I took my daughter to the playscape at the other day. I have been a fan of Lenore Skenazy ever since she let her son (who is now in college) take a trip on the subway, and I've been thinking about how to raise a strong and independent child for many years. Of course, now the rubber hits the road. I have a child.

The playscape at the mall has a variety of brightly colored things to climb on (and fall off of). It is an interesting place because I get to watch not only my own daughter, but the other kids and their parents. The benches for parents are all around the playscape, so the parents get to sit quite close to the kids.

I am always interested to see how involved some of the parents are in their kids play. Not that they play with them, none of them do that.
I don't tell her how to play, but I do try to
guide her to hold the sword and shield correctly.
But they advise, direct, and interfere. One woman who was sitting near me repeatedly scolded her son for trying to climb up the slide instead of sliding down it. He was playing wrong, and she was telling him how to play right.

I also often see parents helping their kids. Lifting them up to here. Taking them down from there.

I do not subscribe to this behavior. The playscape is padded structures mounted on a 6" thick foam mat. Short of wearing a helmet and safety harness, there are few places that a child could explore their abilities and experiment with a lower risk of injury, and I see this as a great thing. I can let Rowan do her thing. If she tries to leave or tries to climb over the benches to the gumball machines, I'll intervene, but otherwise, she does as she likes.
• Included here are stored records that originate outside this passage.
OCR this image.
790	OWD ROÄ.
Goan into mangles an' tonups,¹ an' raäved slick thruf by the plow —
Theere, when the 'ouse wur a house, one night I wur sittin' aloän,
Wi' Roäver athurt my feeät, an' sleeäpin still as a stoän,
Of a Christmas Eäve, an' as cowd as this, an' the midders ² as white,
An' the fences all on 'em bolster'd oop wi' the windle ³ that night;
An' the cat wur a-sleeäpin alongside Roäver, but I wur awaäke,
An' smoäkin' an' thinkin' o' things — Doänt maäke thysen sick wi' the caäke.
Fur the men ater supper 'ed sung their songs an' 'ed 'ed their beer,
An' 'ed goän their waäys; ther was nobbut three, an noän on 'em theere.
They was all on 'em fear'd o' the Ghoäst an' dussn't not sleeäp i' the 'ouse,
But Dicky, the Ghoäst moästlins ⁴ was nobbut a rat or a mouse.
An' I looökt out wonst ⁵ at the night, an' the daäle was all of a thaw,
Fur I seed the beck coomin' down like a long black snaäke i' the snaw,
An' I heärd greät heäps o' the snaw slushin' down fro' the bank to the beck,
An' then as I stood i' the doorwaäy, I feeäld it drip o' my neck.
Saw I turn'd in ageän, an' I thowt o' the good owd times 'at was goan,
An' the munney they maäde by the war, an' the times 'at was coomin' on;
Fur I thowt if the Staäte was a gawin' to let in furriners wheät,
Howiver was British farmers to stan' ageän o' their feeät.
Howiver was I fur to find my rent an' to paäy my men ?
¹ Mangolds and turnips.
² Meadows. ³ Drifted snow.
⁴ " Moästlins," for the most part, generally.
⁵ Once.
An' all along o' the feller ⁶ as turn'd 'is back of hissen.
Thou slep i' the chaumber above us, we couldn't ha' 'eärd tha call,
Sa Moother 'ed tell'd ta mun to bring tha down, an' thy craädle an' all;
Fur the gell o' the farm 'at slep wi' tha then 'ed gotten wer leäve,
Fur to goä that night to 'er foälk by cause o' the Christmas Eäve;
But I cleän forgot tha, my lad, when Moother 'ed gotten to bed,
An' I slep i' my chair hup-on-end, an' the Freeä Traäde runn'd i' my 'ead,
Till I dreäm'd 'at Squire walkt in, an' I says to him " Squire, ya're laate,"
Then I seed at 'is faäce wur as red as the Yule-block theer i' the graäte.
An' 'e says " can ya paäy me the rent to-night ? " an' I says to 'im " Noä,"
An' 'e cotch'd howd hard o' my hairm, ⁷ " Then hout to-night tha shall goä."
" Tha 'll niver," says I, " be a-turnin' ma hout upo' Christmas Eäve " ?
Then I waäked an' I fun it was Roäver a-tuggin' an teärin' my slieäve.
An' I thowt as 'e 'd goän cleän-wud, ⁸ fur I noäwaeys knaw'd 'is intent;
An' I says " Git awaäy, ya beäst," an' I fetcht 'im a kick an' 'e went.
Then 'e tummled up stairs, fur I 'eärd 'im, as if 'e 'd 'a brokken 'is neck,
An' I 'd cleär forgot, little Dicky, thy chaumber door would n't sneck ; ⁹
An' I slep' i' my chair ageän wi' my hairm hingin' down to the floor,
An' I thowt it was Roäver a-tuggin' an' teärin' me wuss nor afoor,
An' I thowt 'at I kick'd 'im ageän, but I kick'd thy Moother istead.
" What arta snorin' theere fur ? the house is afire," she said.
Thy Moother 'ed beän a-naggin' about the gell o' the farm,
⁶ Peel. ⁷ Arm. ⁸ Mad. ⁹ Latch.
It is in this way that I took her to the playscape (indicated for ages 2+) when she was 9 months to see what she could do, and I had the opportunity to see my 23" long (she wasn't walking yet) daughter climb onto a 28" tall car-like structure and figure out how to climb out of it and make her way back to the floor safely.

The other day, she was climbing on a structure shaped like a giant caterpillar climbing over a log. IT is a difficult object to climb, and her approach to climbing it did not seem to be the best one. It is was apparent to my parental eyes that she might fall off of it. The fall would be about 8" onto a padded floor, but it would be a fall nonetheless, and she could hurt herself.
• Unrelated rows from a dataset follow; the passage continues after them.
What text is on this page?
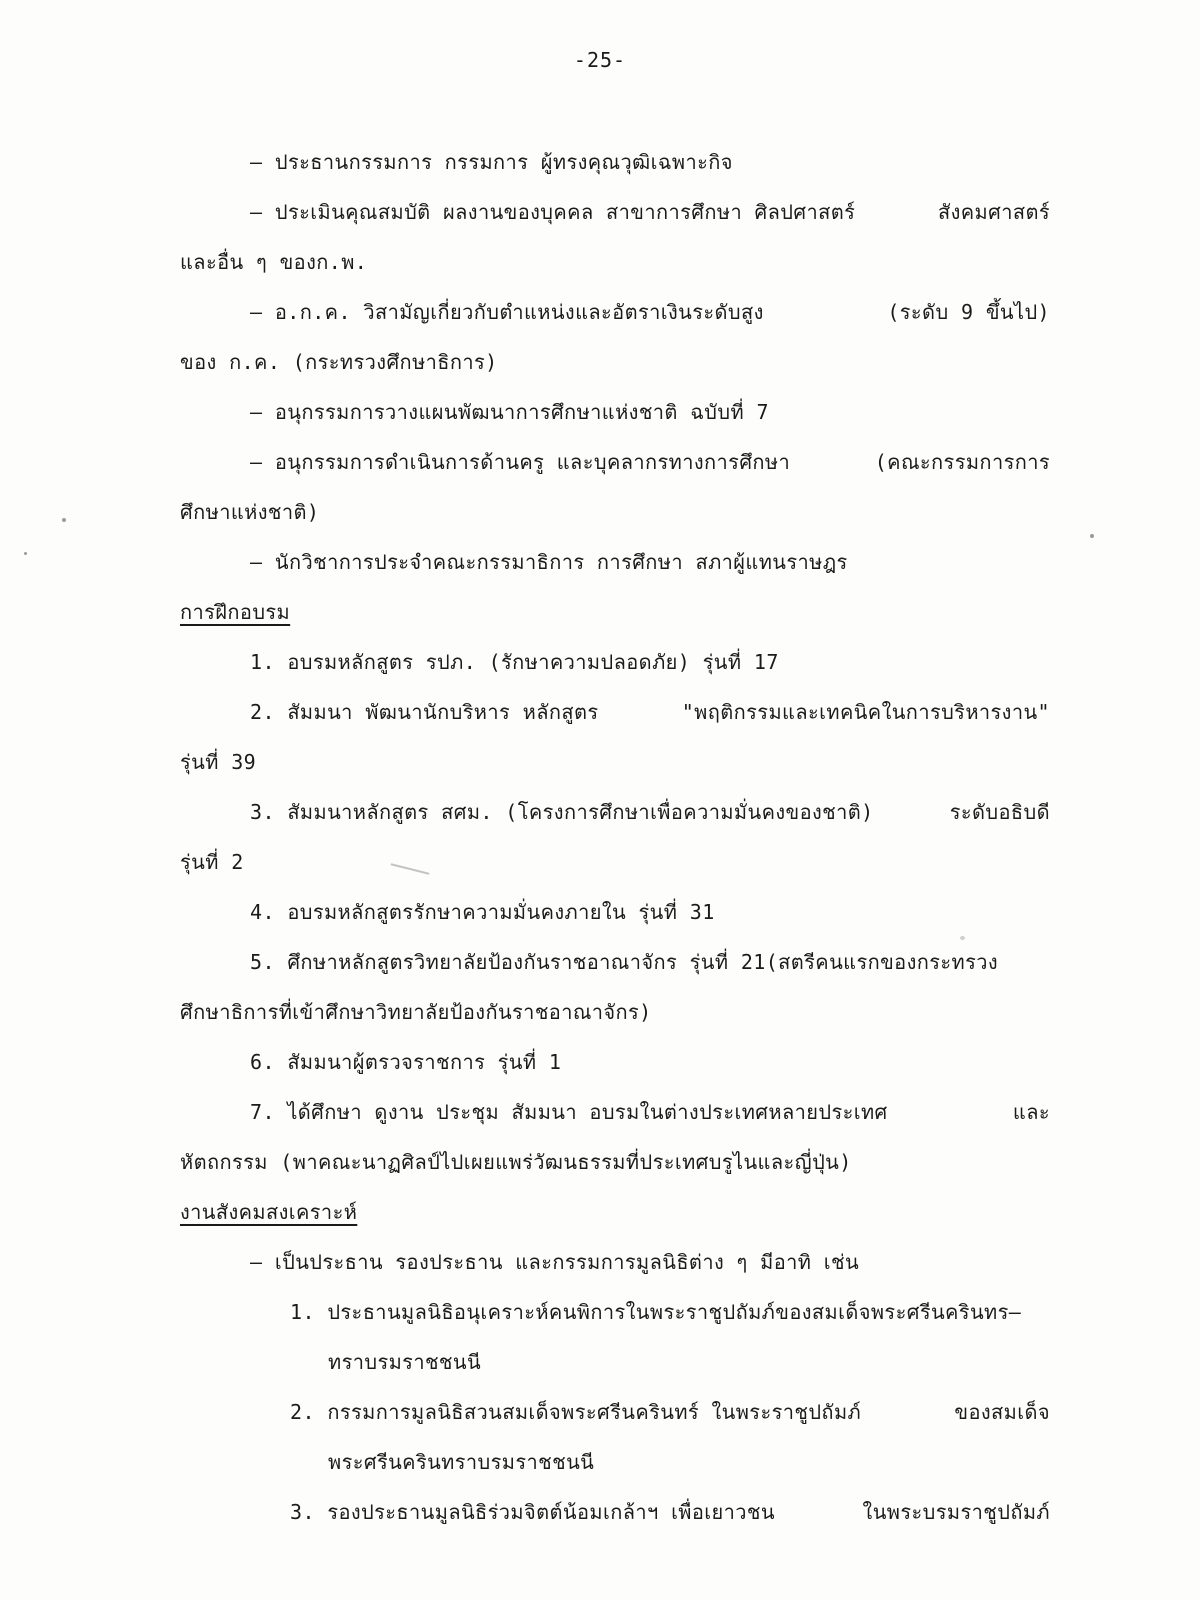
-25-
– ประธานกรรมการ กรรมการ ผู้ทรงคุณวุฒิเฉพาะกิจ
– ประเมินคุณสมบัติ ผลงานของบุคคล สาขาการศึกษา ศิลปศาสตร์	สังคมศาสตร์
และอื่น ๆ ของก.พ.
– อ.ก.ค. วิสามัญเกี่ยวกับตำแหน่งและอัตราเงินระดับสูง	(ระดับ 9 ขึ้นไป)
ของ ก.ค. (กระทรวงศึกษาธิการ)
– อนุกรรมการวางแผนพัฒนาการศึกษาแห่งชาติ ฉบับที่ 7
– อนุกรรมการดำเนินการด้านครู และบุคลากรทางการศึกษา	(คณะกรรมการการ
ศึกษาแห่งชาติ)
– นักวิชาการประจำคณะกรรมาธิการ การศึกษา สภาผู้แทนราษฎร
การฝึกอบรม
1. อบรมหลักสูตร รปภ. (รักษาความปลอดภัย) รุ่นที่ 17
2. สัมมนา พัฒนานักบริหาร หลักสูตร	"พฤติกรรมและเทคนิคในการบริหารงาน"
รุ่นที่ 39
3. สัมมนาหลักสูตร สศม. (โครงการศึกษาเพื่อความมั่นคงของชาติ)	ระดับอธิบดี
รุ่นที่ 2
4. อบรมหลักสูตรรักษาความมั่นคงภายใน รุ่นที่ 31
5. ศึกษาหลักสูตรวิทยาลัยป้องกันราชอาณาจักร รุ่นที่ 21(สตรีคนแรกของกระทรวง
ศึกษาธิการที่เข้าศึกษาวิทยาลัยป้องกันราชอาณาจักร)
6. สัมมนาผู้ตรวจราชการ รุ่นที่ 1
7. ได้ศึกษา ดูงาน ประชุม สัมมนา อบรมในต่างประเทศหลายประเทศ	และ
หัตถกรรม (พาคณะนาฏศิลป์ไปเผยแพร่วัฒนธรรมที่ประเทศบรูไนและญี่ปุ่น)
งานสังคมสงเคราะห์
– เป็นประธาน รองประธาน และกรรมการมูลนิธิต่าง ๆ มีอาทิ เช่น
1. ประธานมูลนิธิอนุเคราะห์คนพิการในพระราชูปถัมภ์ของสมเด็จพระศรีนครินทร–
ทราบรมราชชนนี
2. กรรมการมูลนิธิสวนสมเด็จพระศรีนครินทร์ ในพระราชูปถัมภ์	ของสมเด็จ
พระศรีนครินทราบรมราชชนนี
3. รองประธานมูลนิธิร่วมจิตต์น้อมเกล้าฯ เพื่อเยาวชน	ในพระบรมราชูปถัมภ์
Moment of choice. Do I step in and suggest that she stop climbing on the structure or perhaps try to help her to prevent her from falling, or do I let her fall and learn from it, possibly hurting herself.

Sure enough, she did fall, and Dad swooped into action. I picked up my crying daughter and snuggled her close to me while she made that sad but adorable blubbering sound that she makes when she hasn't figured out if she is hurt or just startled yet. I held her until she calmed down enough to talk. She told me that her foot hurt, so I examined it. No blood. No redness. No swelling. And it didn't appear tender.

She did it.
A few minutes of cuddling and she was ready to get back to the playscape. She returned to the same caterpillar that she had fallen off moments before. The thought to stop her did not even cross her mind. The caterpillar had won the first round, but Rowan was not done with it. She tried to climb it again. A few minutes later, I heard her proclaim loudly "I DID IT!" as she stood triumphantly atop the caterpillar segment. I cheered. I clapped. I took a picture.

She had a great afternoon. She played on many things, and conquered many challenges. She had fallen off that caterpillar once, but we did not allow the story to end there. The story continued until she could shout "I DID IT!"

Every inspirational movie has a story arc in which things look bad and the hero gets knocked down, but then the hero gets back up and triumphs. So, why is it that when our kids fall down, we whisk them away to "safety" and don't allow them to finish their story, or, worse, never give them the chance to fall at all?